«Для-себя (бытие)» (субъект решения и выбора) не имеет никакой готовой конституции, он еще должен себя конституировать. С обычной, психологической точки зрения этот субъект представляет собой пустоту, бессодержательность или «ничто». Он вакуум, страдающий от незаполненности и жаждующий заполнения (речь идет об уже известной нам из философии М. Хайдеггера жажде подлинного личного призвания). Человек несет ответственность за то, из какого источника он утолит эту метафизическую жажду, какому из живущих в нем мотивов отдаст предпочтение. Если человек уступил своим витальным побуждениям, значит, он предпочел, выбрал свой страх боли и смерти, заполнил им ту пустоту, которая предназначалась для большего. В этой подмене — его экзистенциальная вина.
Рациональной осмотрительности, с одной стороны, и витальной трусости — с другой, противостоит у Сартра мятежное безрассудство, берущее свое начало в непосредственности и аффективной категоричности восприятия.
Сцена насилия молниеносно рождает в нас чувство ненависти. Это чувство органически непреложно, как зубная боль, тошнота, головокружение. И вместе с тем мы видим, что оно невыводимо из состояний нашего тела, из витальной организации, требования которой мы можем подавить. Ненависть к насилию выше нас самих: она не только по времени, но и по существу опережает всякое /328/ наше размышление, ибо ни рациональные аргументы, ни доводы, на которые нас толкает инстинкт самосохранения, не в состоянии поколебать сознания обязательности действия, основывающегося на этом чувстве. Оно есть внутренняя изготовка к безусловно обязательному поступку, взрыв заряда, за которым не может не последовать выстрел.
«Сознание действующего человека, — пишет Сартр, — это иррефлективное сознание».[38]
Подлинное человеческое действие «опережает всякое объяснение, которое ему дают».[39]«Иррефлективное сознание» — эмоция-изготовка, коренящаяся в непосредственном восприятии окружающих событий, и есть то содержание, которому «для-себя (бытие)» открыто в качестве «ничто». Оно (как и экстаз у Хайдеггера) есть единственный чистый источник, из которого может быть утолена наша жажда безусловного. Высшая нравственная обязанность личности состоит, согласно Сартру, в том, чтобы отнестись к обнаружениям «иррефлективного сознания» как к жизненным целеуказаниям: не просто раз-другой отдаться своему чувству, но и узаконить для себя данный способ поведения. Всякое уклонение от этой обязанности последовательно расценивается в философии Сартра как моральная вина личности.

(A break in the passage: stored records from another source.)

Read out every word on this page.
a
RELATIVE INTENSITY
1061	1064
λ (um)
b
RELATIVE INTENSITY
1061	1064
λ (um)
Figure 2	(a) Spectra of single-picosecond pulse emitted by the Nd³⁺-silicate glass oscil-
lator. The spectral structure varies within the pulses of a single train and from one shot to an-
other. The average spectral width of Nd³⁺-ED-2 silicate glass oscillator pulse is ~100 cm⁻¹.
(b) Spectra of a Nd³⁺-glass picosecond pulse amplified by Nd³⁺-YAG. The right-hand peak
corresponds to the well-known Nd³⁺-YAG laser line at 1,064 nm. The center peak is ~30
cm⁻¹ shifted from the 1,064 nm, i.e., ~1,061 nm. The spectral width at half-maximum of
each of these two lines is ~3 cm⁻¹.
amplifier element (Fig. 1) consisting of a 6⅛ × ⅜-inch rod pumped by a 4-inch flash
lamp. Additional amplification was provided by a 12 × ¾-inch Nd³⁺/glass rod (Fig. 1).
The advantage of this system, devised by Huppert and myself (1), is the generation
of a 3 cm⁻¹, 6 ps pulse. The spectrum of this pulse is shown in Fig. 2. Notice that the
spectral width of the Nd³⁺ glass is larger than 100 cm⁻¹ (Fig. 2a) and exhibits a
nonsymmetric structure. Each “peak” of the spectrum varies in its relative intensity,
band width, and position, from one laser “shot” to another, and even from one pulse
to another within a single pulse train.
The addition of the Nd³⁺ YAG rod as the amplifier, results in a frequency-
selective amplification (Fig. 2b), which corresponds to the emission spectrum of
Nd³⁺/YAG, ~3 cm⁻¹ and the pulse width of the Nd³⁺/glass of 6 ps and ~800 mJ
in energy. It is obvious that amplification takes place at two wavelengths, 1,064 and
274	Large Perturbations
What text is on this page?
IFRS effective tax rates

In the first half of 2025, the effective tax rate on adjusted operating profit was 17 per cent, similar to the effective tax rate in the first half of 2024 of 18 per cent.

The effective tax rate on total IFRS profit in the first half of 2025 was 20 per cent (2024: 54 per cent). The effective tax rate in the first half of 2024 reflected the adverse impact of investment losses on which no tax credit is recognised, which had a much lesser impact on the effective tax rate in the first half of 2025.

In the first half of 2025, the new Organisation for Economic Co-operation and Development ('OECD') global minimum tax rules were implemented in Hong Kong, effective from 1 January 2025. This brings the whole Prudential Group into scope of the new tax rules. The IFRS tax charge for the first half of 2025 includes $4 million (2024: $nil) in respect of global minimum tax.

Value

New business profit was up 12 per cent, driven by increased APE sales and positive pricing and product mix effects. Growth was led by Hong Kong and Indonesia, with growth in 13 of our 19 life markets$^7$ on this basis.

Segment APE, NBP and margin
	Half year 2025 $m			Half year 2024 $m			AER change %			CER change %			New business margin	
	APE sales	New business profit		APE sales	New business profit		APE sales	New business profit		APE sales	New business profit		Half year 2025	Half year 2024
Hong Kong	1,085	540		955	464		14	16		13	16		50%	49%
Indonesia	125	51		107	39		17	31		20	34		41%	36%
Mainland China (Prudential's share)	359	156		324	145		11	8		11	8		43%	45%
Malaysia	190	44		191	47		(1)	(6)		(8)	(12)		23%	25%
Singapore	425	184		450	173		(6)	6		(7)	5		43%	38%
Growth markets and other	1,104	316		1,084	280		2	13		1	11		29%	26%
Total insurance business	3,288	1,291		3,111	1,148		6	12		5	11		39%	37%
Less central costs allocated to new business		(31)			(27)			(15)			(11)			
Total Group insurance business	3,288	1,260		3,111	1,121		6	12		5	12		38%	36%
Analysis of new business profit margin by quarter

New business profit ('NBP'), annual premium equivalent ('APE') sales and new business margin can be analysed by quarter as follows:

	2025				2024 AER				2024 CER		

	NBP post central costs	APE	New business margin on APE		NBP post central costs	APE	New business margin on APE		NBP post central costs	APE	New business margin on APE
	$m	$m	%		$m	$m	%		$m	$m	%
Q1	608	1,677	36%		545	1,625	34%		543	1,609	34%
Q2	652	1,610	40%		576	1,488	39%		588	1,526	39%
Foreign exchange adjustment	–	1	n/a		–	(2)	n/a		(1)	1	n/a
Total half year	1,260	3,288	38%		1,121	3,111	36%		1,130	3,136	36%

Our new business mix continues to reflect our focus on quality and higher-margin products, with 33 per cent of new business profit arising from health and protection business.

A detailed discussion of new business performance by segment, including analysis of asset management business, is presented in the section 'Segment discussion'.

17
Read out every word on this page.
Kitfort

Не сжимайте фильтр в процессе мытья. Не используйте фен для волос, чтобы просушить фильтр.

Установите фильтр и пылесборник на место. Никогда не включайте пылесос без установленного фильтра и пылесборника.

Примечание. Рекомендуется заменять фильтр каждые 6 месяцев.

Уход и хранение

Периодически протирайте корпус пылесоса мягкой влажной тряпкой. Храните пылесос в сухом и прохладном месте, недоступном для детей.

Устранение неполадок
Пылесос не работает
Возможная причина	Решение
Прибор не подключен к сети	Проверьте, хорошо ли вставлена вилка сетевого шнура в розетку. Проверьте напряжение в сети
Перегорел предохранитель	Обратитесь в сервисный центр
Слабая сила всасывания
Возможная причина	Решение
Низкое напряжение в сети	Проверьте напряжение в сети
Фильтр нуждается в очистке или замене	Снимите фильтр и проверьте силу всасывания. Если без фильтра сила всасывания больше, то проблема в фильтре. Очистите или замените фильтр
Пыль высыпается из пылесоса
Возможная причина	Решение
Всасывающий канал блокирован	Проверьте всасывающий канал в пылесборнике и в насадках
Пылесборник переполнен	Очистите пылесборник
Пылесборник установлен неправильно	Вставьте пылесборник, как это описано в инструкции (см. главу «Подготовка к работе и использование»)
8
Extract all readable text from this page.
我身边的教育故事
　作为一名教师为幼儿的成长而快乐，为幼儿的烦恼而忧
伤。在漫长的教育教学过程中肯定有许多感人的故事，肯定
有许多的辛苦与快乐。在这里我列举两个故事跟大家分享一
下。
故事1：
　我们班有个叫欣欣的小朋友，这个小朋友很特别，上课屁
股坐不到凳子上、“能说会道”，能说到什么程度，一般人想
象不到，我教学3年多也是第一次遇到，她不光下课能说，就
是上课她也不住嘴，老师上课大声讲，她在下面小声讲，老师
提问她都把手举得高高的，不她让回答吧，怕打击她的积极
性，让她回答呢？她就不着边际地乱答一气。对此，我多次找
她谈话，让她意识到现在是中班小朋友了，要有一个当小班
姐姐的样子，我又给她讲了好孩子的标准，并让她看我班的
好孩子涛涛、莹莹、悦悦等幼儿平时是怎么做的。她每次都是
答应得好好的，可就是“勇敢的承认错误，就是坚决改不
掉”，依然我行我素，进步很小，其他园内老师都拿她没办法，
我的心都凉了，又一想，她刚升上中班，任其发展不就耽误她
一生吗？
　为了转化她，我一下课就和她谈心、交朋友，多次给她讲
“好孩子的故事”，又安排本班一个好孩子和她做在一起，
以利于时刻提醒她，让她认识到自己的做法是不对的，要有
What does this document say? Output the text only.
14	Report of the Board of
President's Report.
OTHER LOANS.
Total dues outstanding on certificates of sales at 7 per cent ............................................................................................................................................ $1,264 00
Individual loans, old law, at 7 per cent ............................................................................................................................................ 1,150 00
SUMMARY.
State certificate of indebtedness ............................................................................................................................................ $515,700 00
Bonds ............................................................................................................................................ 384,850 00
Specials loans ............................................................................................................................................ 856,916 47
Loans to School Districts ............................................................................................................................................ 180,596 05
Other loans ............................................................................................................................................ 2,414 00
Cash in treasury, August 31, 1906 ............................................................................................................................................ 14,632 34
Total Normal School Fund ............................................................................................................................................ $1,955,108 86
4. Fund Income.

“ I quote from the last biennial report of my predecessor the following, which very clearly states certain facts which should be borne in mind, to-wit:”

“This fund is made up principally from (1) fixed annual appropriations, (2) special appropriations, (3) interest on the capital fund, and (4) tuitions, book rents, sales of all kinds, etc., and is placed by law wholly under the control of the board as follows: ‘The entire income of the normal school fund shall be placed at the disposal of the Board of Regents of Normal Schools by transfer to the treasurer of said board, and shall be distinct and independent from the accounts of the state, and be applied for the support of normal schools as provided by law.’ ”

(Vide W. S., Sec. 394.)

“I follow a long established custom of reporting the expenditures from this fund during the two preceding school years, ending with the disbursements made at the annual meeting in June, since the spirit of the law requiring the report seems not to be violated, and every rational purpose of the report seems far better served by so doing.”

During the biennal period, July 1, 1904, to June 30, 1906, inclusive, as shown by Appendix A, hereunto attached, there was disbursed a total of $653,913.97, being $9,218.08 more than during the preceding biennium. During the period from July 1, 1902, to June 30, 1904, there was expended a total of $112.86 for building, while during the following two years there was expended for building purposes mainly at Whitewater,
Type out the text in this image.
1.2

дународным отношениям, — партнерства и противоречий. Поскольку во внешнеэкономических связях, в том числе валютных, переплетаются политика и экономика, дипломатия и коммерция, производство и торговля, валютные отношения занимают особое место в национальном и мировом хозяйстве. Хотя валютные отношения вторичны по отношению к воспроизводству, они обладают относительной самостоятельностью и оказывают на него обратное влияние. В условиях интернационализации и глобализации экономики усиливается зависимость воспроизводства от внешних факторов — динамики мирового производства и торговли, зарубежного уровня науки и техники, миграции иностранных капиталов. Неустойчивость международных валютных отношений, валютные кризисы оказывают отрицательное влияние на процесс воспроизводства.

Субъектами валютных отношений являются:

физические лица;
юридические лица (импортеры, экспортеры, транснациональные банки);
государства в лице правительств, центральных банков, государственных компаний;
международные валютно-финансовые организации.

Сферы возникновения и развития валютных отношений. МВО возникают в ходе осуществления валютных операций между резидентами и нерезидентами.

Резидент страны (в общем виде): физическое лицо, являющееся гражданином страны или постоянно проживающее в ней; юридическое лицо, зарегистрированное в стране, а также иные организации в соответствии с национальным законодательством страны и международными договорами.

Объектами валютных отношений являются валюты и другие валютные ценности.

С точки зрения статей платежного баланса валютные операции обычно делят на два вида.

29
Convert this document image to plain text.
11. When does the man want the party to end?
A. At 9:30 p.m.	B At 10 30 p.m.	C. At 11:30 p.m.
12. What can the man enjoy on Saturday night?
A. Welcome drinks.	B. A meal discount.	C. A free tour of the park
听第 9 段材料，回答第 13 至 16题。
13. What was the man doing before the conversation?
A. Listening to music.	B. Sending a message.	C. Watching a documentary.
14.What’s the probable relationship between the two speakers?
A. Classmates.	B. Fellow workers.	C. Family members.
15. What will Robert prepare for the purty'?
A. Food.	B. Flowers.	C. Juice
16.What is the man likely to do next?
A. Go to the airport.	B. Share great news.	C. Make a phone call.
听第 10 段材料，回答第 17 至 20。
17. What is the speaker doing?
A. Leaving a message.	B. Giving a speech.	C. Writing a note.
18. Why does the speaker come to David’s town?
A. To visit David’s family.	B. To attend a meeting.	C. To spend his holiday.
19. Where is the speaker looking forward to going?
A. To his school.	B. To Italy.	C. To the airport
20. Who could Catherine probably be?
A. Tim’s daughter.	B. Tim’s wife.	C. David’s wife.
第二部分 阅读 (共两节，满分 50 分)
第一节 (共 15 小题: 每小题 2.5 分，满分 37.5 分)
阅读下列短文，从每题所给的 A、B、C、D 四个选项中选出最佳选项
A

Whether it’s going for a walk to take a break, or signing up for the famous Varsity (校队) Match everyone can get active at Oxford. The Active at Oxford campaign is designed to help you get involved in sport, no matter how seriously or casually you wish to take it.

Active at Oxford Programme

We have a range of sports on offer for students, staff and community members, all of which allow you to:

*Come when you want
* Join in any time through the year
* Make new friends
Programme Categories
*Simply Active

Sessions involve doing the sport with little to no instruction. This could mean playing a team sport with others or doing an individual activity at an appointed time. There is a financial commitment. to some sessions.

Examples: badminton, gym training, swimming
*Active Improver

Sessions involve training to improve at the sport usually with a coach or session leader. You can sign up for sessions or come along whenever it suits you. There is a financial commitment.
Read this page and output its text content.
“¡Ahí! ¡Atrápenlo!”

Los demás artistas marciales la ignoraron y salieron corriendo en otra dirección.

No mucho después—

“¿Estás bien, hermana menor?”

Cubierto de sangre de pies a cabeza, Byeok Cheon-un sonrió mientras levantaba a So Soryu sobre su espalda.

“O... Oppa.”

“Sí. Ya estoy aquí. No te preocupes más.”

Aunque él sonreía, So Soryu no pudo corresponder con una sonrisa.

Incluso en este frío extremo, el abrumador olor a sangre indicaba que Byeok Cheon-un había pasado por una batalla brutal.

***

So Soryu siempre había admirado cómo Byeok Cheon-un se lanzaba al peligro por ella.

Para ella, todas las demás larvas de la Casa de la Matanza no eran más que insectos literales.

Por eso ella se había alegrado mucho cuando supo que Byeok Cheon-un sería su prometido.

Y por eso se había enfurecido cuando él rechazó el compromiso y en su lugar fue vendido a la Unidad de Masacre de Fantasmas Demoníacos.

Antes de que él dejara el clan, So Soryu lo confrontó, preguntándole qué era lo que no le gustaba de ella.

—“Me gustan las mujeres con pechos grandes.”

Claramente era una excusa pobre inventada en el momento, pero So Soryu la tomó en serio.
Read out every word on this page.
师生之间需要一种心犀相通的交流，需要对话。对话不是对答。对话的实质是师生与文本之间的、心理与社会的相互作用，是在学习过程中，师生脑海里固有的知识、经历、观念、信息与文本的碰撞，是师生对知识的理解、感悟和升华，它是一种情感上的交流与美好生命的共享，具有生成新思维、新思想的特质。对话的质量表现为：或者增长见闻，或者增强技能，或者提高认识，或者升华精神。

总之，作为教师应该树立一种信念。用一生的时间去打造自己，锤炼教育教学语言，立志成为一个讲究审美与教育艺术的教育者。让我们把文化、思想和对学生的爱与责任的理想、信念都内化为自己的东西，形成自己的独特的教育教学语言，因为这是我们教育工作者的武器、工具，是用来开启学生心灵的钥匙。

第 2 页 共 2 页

Если категория «в-себе (бытия)» в конкретных условиях 1942 года представляла собой запрет, наложенный на капитулянтские увещевания, то категория «для-себя (бытия)» явилась санкцией стихийного и безрассудного протеста, «безумства храбрых», без которого французское Сопротивление тех лет было просто немыслимо.
Специфическую и уникальную обстановку оккупации, когда человек, рядовой участник событий, чувствовал себя в истории как в крепко завязанном мешке, приходится принимать во внимание при обсуждении всех основных тем и аспектов сартровской философии. Даже «этический солипсизм» Сартра не был для этих условий чем-то искусственным, вычурным, надуманным.
Угроза гестаповского застенка висела над каждым участником Сопротивления. Повстанец должен был подготовить себя к тому, что рано или поздно он может /329/ оказаться один на один с нацистскими судьями. Эти люди будут подбивать его к коммуникации, попытаются воспользоваться любым проявлением прирожденной человеческой общительности. Они будут не только пытать (манипулировать сознанием, воздействуя на тело), но и играть на социальных инстинктах: доказывать, что повстанец посвятил себя исторически обреченному делу, что, если он не уступит, его завтра же представят провокатором — друзья по оружию проклянут его, а потомки надругаются над его памятью.
Социально ориентированной личности утонченный палач мог предложить и следующие обобщенные доводы: «Вы полагаете, что субъектом морали и полномочным судьей ваших поступков являются история и общество. Это нас вполне устраивает. Предвидимая история отрицает целесообразность повстанческих действий. Общество же никогда не узнает о вашей нравственной стойкости: мы его дезинформируем. Поэтому будьте последовательны и признайте, что ситуация освобождает вас от всяких нравственных обязательств».
Книга Сартра готовила к предельной, критической ситуации, вырабатывала иммунитет к интеллектуальному искушению. Сартр получил признание вовсе не как проповедник имморализма. В его сочинениях французы услышали напоминание о нравственности, которая полностью «овнутрена» единичным, совпала с «голосом его совести» и не нуждалась ни в какой социально-исторической санкции.